The results revealed that increasing the replacement levels of RCA and RBA led to an increase in the static yield stress (τ_0s ), dynamic yield stress (τ_0d ), and plastic viscosity (μ) compared to the reference mix (τ_0s=10.75 Pa ,τ_0d=9.34 Pa ,μ=49.13 Pa.s). However, pre-saturation with sodium silicate, combined with TSMA, reduced these values and significantly enhanced flowability, passing ability, and segregation resistance. For RCA-containing mixtures, the reductions in static yield stress, dynamic yield stress, and plastic viscosity were 28.07%, 23.89%, and 7.01%, respectively, while the reductions for RBA-containing mixtures were 18.57%, 17.38%, and 4.1%, respectively.
In terms of mechanical properties, the 7-day and 28-day compressive strengths decreased with increasing recycled aggregate (RA) replacement levels compared to the reference mix (f ́_(c,7)=45.1 Mpa ,f ́_(c,28)=56.8 Mpa).

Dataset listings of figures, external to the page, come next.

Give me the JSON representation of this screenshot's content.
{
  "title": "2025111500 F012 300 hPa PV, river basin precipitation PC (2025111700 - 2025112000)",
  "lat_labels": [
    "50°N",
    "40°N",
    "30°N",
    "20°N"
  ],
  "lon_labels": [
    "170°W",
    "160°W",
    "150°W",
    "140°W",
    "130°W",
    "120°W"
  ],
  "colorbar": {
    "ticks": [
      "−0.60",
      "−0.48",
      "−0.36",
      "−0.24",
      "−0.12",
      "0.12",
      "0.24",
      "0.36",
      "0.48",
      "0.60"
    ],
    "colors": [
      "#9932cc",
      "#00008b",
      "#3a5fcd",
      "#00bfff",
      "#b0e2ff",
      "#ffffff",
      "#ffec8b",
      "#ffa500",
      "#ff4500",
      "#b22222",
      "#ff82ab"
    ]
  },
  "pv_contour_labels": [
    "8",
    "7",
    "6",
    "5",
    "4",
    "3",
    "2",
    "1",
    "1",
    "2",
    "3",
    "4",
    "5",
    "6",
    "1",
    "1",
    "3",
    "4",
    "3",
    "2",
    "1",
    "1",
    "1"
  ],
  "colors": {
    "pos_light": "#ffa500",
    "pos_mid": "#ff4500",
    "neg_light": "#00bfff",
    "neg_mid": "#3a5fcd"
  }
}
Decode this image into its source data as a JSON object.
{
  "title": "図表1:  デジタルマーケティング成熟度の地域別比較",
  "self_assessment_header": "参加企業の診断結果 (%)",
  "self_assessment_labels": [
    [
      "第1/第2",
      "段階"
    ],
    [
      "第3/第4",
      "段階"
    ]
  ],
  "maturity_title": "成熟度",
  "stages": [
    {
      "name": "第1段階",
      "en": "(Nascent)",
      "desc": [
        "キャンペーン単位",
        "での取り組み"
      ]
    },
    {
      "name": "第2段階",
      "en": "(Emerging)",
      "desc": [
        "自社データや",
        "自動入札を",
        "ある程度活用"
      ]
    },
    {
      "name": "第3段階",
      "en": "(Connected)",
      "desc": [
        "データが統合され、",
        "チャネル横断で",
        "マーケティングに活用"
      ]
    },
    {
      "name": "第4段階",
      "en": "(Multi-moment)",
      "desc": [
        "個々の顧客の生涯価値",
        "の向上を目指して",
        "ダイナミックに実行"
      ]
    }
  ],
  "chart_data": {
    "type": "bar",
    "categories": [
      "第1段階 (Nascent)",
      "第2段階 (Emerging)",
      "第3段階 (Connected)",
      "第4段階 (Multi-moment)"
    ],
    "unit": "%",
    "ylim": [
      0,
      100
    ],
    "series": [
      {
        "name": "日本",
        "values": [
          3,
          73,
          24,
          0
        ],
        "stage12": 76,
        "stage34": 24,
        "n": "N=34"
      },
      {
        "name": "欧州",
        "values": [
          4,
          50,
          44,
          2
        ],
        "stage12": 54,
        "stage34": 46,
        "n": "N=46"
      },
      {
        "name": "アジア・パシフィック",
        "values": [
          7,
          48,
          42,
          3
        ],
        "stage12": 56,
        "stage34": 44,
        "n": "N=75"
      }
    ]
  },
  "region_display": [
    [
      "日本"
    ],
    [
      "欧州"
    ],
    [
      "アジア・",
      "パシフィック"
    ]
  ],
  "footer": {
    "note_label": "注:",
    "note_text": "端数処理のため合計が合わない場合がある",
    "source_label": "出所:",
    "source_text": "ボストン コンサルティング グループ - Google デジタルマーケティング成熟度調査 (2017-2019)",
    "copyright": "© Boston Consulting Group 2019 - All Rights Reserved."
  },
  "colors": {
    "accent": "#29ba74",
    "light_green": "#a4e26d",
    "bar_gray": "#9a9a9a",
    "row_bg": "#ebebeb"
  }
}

However, the pre-saturation of RA with sodium silicate mitigated this reduction, particularly in RBA-containing samples, by reducing water absorption and porosity. Microstructural analysis demonstrated that sodium silicate treatment decreased the Interfacial Transition Zone (ITZ) porosity by reducing calcium hydroxide content and promoting a more uniform distribution of calcium silicate hydrate (C-S-H). The combined effect of these modification techniques enhanced the mechanical properties of SCC incorporating RA by reducing voids and increasing density.
This study demonstrates that the utilization of treated recycled aggregates not only improves concrete properties but also offers a sustainable and cost-effective solution for managing construction waste and reducing dependence on natural resources.